The life sciences sector operates in highly regulated, multilingual environments, where clear and accurate translation can impact patient outcomes and product success. Specialized providers translate everything from lab reports and regulatory filings to genomic data and medical journals.
Common questions about life sciences translation answered by our team.
Life sciences translation covers professional language services for the biotechnology, pharmaceutical, medical device, clinical research, and agricultural science sectors. It requires translators with advanced scientific qualifications who can handle highly technical content in regulatory submissions, research publications, and product documentation. Translation Ratings lists 11 life sciences translation agencies in the United States.
Life sciences translation projects commonly include: clinical study protocols and reports (CSRs), regulatory submissions to the FDA, EMA, and other health authorities, investigational new drug (IND) applications, new drug applications (NDA) and biologics license applications (BLA), informed consent forms (ICFs), medical device technical files, pharmacovigilance and adverse event reports, scientific publications, product labeling and package inserts, and biotech patent applications.
Life sciences translation must comply with FDA regulations (21 CFR Parts 11, 50, 56, 312, 314 among others), ICH (International Council for Harmonisation) guidelines for pharmaceutical documentation, EU Clinical Trial Regulation (536/2014), ISO 13485 for medical devices, and EMA requirements for centralized marketing authorization applications. Regulatory submissions with translation errors can result in rejection, approval delays, and significant financial losses.
Consistency in terminology across all documents in a regulatory submission is critical. Regulatory reviewers will flag discrepancies in how drug names, dosage units, endpoint definitions, or adverse event terms are translated across different documents. Life sciences translation agencies use terminology databases (termbases) and translation memory to ensure that approved terms are used consistently throughout large multi-document submissions.

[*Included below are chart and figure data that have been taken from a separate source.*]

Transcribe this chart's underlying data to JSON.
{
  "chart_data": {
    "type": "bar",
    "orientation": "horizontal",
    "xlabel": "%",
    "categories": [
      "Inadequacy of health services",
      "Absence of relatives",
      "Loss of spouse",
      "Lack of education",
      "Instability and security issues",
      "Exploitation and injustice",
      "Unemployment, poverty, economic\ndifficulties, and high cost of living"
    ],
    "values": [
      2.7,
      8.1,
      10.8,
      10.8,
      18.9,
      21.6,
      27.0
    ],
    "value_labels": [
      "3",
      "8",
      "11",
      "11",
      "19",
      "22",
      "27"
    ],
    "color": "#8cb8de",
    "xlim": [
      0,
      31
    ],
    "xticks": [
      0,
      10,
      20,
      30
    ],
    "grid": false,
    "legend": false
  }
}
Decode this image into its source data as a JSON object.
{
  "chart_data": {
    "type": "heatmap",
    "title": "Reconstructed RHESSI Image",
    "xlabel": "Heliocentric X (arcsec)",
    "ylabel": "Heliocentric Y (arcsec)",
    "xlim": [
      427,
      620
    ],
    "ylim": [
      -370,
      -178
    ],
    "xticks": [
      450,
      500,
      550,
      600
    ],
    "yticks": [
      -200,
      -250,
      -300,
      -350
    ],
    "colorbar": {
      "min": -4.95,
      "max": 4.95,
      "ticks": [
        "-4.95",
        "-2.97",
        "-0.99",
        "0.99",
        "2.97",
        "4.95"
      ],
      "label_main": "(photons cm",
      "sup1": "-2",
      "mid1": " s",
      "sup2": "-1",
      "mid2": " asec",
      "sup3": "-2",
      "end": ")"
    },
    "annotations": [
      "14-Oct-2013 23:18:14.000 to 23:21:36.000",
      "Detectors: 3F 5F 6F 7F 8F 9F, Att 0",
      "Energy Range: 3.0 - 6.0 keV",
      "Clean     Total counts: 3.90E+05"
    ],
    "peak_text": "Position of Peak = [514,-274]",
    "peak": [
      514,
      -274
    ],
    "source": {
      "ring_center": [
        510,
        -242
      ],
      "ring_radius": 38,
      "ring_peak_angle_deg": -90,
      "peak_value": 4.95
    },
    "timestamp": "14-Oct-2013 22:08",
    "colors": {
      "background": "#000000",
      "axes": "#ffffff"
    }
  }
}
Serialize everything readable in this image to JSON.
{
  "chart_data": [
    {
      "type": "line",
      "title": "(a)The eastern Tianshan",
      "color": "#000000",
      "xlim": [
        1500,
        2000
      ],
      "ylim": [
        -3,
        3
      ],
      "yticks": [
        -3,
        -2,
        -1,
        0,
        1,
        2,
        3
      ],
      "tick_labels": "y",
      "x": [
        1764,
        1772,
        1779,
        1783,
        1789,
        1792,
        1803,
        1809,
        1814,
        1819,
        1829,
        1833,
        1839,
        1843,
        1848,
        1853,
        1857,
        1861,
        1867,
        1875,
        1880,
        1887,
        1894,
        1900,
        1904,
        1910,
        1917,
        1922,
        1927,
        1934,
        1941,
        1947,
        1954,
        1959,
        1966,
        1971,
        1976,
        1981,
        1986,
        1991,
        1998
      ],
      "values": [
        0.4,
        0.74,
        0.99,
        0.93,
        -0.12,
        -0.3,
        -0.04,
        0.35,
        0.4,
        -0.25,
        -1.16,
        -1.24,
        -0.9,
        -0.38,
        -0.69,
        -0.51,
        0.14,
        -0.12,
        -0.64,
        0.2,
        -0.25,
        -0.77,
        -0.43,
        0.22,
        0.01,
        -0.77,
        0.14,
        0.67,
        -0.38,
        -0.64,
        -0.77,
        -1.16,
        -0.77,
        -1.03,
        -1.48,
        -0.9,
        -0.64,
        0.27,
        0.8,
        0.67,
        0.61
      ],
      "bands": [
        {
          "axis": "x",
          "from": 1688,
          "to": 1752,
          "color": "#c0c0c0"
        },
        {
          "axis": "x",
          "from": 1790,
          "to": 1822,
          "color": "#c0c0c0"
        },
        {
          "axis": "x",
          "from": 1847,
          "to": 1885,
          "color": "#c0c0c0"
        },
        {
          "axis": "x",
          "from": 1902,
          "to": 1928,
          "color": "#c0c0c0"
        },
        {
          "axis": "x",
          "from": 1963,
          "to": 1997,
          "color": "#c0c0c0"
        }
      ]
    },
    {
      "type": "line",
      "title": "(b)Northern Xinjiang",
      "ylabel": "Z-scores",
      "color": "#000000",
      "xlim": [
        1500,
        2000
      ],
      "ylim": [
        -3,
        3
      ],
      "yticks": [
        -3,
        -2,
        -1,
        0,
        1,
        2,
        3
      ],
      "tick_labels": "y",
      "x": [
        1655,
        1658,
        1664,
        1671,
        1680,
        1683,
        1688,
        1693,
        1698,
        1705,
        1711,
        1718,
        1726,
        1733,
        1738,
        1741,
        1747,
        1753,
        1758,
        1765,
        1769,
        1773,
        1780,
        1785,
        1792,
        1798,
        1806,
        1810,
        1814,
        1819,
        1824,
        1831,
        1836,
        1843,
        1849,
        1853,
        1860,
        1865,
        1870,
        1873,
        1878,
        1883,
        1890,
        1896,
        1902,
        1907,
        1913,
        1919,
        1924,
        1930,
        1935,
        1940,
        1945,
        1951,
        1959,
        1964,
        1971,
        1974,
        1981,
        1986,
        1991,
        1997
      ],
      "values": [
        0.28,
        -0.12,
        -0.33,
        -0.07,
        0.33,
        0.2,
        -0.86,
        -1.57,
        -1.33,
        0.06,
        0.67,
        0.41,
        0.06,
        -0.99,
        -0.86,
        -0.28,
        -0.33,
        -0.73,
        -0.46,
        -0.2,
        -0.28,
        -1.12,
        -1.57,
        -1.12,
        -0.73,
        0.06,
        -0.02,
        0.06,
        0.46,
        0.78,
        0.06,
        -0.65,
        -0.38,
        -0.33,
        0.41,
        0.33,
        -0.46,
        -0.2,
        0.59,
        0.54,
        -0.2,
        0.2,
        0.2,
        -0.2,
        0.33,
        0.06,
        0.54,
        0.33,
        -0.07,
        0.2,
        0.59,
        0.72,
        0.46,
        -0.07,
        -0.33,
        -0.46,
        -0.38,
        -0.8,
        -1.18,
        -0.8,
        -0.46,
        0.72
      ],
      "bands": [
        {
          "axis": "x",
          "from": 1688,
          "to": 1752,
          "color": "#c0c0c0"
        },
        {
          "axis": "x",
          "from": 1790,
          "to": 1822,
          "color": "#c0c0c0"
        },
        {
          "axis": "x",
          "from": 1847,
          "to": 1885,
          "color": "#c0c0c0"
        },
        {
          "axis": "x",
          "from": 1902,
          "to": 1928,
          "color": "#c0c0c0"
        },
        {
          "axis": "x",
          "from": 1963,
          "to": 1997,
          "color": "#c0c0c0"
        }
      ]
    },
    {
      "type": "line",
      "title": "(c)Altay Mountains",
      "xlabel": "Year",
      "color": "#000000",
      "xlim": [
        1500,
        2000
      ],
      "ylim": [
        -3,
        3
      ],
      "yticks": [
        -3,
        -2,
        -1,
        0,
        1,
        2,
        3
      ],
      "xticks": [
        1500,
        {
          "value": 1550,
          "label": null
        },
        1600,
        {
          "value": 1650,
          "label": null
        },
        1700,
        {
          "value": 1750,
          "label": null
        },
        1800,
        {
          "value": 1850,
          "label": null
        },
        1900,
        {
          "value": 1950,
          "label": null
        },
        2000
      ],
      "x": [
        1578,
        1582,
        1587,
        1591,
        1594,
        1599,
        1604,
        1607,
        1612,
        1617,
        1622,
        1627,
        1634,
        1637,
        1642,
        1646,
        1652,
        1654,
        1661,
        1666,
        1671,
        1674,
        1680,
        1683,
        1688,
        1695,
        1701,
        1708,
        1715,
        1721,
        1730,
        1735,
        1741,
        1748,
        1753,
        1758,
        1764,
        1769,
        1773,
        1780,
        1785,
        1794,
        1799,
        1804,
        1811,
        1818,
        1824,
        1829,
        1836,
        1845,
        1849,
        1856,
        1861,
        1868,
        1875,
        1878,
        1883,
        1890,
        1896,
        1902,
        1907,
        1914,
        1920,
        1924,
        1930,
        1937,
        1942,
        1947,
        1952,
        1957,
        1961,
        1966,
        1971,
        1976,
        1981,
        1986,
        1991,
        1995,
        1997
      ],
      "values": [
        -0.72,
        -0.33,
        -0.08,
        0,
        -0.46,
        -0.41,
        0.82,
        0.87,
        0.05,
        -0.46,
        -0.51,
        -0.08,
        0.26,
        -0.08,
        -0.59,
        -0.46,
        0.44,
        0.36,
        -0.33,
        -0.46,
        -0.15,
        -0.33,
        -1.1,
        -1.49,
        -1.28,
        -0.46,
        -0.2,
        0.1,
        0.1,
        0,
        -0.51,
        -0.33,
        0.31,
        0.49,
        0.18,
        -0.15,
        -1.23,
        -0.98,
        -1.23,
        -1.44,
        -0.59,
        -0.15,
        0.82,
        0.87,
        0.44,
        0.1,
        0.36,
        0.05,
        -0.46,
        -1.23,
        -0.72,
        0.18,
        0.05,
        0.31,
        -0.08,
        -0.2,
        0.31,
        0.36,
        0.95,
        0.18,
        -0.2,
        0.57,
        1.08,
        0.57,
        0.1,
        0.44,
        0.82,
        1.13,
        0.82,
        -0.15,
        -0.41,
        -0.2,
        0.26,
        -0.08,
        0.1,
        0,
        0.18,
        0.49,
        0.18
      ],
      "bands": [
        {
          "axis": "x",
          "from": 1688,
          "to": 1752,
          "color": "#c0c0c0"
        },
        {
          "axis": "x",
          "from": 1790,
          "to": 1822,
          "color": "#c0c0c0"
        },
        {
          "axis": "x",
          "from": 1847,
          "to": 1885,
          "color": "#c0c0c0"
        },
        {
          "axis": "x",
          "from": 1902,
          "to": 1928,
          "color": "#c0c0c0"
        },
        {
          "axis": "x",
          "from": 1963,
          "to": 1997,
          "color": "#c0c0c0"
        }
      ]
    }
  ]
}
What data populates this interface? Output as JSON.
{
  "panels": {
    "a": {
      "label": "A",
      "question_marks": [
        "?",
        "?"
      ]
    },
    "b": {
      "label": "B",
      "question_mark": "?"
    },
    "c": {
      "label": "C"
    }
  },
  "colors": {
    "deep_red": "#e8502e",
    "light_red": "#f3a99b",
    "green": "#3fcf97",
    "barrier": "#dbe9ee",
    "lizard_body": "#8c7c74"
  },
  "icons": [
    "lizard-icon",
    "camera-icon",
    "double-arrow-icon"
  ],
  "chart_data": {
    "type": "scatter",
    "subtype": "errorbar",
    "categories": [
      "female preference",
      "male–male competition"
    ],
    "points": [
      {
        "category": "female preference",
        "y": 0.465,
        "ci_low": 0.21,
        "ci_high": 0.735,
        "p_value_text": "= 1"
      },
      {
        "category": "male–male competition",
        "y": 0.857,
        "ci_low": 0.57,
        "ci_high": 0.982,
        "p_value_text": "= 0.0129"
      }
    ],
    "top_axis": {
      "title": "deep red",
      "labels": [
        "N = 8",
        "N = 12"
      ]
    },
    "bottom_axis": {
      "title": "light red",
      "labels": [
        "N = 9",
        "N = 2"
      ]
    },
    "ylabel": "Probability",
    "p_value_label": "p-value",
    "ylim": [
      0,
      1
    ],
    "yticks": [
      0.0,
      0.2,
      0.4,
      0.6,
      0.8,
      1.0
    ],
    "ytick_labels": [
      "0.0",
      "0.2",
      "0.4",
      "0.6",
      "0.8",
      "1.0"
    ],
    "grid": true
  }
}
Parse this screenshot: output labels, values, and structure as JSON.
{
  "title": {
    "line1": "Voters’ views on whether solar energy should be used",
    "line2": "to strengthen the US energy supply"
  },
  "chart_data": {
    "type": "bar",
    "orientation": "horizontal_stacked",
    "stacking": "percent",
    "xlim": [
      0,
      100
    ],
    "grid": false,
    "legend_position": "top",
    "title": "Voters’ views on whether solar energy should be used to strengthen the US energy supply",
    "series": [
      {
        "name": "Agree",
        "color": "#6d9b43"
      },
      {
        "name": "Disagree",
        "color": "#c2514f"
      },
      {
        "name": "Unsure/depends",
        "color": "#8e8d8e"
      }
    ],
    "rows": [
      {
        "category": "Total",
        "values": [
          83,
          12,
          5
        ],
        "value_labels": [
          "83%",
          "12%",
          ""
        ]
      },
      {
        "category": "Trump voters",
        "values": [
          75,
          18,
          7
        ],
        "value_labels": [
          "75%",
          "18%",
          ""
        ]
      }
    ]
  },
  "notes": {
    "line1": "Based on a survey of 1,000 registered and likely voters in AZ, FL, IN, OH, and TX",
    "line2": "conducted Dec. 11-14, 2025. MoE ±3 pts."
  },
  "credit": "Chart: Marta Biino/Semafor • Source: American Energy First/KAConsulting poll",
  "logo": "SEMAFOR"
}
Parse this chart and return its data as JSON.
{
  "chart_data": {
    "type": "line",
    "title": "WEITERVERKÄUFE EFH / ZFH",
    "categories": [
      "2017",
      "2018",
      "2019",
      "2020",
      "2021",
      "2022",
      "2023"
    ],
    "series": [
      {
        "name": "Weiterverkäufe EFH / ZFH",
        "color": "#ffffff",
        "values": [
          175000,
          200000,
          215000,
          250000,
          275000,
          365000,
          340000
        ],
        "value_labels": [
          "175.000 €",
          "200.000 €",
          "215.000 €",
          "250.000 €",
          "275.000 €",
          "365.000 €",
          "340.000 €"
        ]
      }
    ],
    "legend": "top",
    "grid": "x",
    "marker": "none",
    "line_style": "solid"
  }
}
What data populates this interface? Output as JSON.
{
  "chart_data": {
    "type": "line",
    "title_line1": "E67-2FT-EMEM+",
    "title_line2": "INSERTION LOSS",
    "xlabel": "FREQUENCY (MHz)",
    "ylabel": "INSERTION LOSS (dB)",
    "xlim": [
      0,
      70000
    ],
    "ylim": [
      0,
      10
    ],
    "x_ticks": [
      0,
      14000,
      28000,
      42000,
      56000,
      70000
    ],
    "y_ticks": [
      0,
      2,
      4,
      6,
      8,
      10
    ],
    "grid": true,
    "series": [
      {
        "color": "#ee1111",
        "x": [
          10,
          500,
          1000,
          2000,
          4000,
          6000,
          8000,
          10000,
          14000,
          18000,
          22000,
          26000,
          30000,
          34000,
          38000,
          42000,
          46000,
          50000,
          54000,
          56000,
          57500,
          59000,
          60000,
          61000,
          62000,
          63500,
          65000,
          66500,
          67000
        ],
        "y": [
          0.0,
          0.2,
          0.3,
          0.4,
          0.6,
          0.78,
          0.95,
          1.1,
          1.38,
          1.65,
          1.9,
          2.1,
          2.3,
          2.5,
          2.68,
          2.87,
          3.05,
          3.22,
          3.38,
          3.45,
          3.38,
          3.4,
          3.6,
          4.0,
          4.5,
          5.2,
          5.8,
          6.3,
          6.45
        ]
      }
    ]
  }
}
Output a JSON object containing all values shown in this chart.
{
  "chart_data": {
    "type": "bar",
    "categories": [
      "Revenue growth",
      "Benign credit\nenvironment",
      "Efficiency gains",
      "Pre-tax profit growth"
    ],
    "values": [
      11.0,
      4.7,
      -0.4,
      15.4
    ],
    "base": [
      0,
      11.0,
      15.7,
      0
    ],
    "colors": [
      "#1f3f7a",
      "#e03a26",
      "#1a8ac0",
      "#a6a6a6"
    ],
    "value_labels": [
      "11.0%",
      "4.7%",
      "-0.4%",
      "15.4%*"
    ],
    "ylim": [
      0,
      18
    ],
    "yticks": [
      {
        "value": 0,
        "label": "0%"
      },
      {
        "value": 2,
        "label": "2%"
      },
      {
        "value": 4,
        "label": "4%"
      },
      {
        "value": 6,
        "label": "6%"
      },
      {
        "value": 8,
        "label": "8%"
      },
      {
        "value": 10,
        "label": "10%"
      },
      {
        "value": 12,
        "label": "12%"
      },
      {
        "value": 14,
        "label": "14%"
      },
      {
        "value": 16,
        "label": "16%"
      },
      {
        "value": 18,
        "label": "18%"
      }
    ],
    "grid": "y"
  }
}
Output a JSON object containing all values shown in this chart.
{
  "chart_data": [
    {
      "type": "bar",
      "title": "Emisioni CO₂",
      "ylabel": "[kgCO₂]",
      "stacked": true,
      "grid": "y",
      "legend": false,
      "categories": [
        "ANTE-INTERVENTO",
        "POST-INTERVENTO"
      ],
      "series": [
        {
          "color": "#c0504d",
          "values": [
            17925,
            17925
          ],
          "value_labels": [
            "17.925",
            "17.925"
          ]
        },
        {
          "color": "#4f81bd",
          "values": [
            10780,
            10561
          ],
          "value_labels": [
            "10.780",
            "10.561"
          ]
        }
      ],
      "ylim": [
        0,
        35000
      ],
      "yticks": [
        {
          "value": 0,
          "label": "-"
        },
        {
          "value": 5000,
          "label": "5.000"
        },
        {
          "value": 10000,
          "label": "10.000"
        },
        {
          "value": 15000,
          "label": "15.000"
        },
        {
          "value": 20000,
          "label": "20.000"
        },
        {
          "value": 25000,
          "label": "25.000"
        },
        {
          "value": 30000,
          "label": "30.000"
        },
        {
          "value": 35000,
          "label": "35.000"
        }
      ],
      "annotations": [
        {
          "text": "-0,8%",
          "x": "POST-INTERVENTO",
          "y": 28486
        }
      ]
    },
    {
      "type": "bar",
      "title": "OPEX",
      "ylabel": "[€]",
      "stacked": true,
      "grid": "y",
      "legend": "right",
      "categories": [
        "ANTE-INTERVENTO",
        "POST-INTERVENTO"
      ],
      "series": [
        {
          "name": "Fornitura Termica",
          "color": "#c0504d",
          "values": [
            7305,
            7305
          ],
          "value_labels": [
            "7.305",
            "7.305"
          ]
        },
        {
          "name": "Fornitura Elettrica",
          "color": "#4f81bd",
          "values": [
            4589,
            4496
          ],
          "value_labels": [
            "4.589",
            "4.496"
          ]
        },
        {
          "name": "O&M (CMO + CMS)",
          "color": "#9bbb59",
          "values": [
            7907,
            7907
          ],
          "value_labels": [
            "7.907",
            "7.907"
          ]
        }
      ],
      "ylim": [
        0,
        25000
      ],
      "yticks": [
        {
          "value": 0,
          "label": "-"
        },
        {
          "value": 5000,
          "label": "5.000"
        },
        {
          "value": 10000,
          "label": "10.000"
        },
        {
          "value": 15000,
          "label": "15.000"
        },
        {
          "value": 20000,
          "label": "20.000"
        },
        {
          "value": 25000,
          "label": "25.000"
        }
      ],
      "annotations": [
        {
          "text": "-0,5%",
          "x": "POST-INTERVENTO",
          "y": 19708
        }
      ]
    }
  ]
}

Life sciences translators should ideally hold advanced degrees (PhD or MSc) in biology, chemistry, pharmacology, medicine, biochemistry, or a closely related discipline. Experience working in a pharmaceutical company, CRO (contract research organization), or regulatory affairs is highly valuable. Familiarity with ICH guidelines, GCP (Good Clinical Practice), and regulatory submission formats (eCTD) distinguishes top-tier life sciences translators.
Leading life sciences translation agencies operate under Good Translation Practice (GTP) guidelines aligned with GxP (GMP, GCP, GLP) principles. This includes documented SOPs for translation and review processes, qualification and training records for translators, audit trails, version control, and quality system documentation. Some agencies seek formal validation of their processes for pharmaceutical clients operating under FDA or EMA oversight.
Life sciences translation is among the most expensive professional translation categories. Rates range from $0.22 to $0.50 per source word for major language pairs. A 100-page clinical study report (approximately 30,000 words) might cost $6,600 to $15,000. Full regulatory submission packages (NDA, CTD) with multiple documents across multiple languages represent investments of $50,000 to several hundred thousand dollars.